An international fertility conference and the association behind it are in disarray amid protests against Severino Antinori, the scientist who wants to clone a human being.
The Italian embryologist is facing peer pressure to back down from his high-profile plans, which have been attacked by figures such as Robert Edwards, the in vitro fertilisation pioneer, and Ian Wilmut, creator of Dolly the sheep.
They worry that cloning humans would be perilous. A high level of aborted and abnormal foetuses bedevils animal experiments.
Professor Antinori, head of the Raprui clinic in Rome and professor of assisted reproduction at Chieti University, retorted that there was "evidence that the risk of malformations is higher in animals than in humans".
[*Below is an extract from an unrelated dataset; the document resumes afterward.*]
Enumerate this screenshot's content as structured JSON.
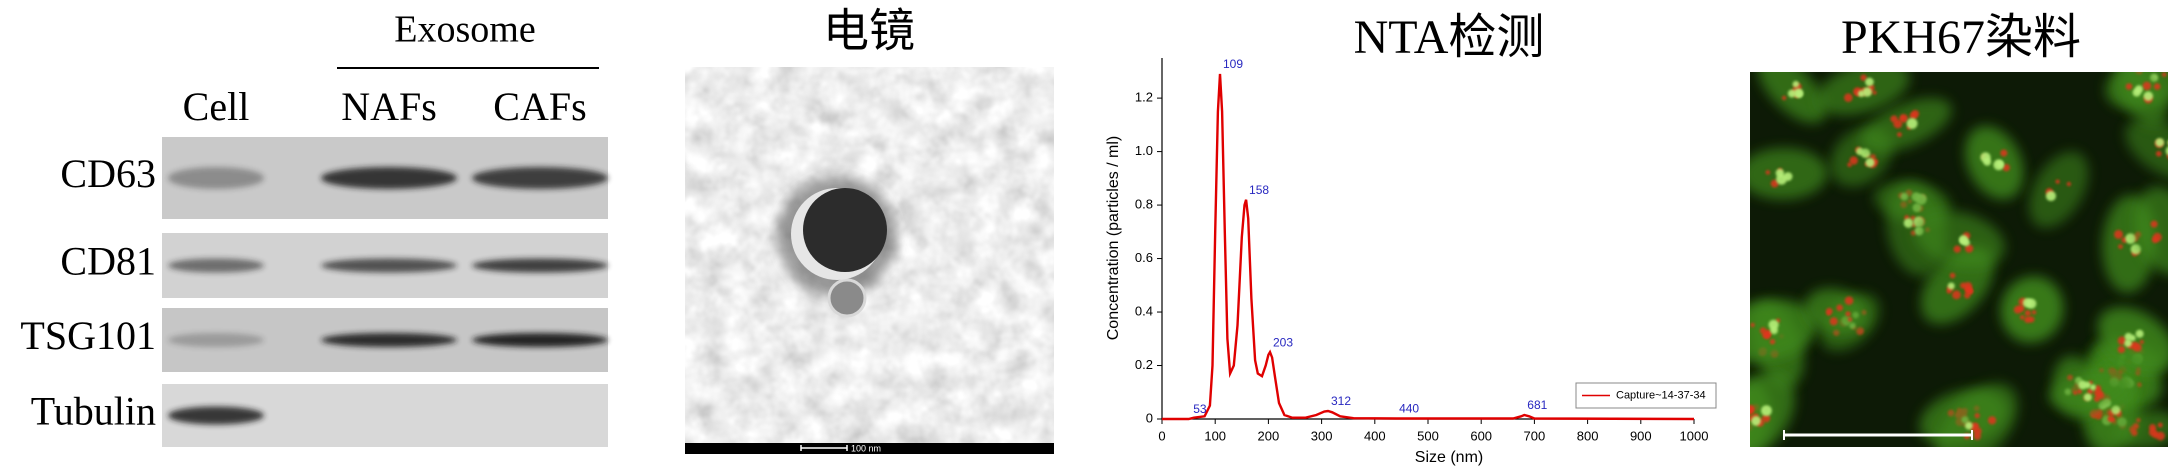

This week, Professor Antinori was informed that he was being expelled from the Association of Private Assisted Reproductive Technology Clinics and Laboratories (Apart).
His opponents accused him of wrecking the association's Third World Congress that he was organising in Monte Carlo.
They complained that his "disreputable conduct" regarding cloning had injured Apart's reputation. They claim that more than half of the 77 speakers listed in the original programme are not expected to appear.
Wilfried Feichtinger, the association's president, wrote to Professor Antinori on Friday, stating that he should learn "there are certain rules within the scientific community and in medical associations that have to be respected".
Professor Antinori said the decision "was taken by people not representing the real managing board".
Leading scientists outside Apart have also voiced concern. Robert Edwards, whose picture hung in Professor Antinori's office, said cloning technology was not yet safe enough for humans, though he did not object in principle.
"Severino is so determined he's right that he can't see he is making a terrible mistake," he said.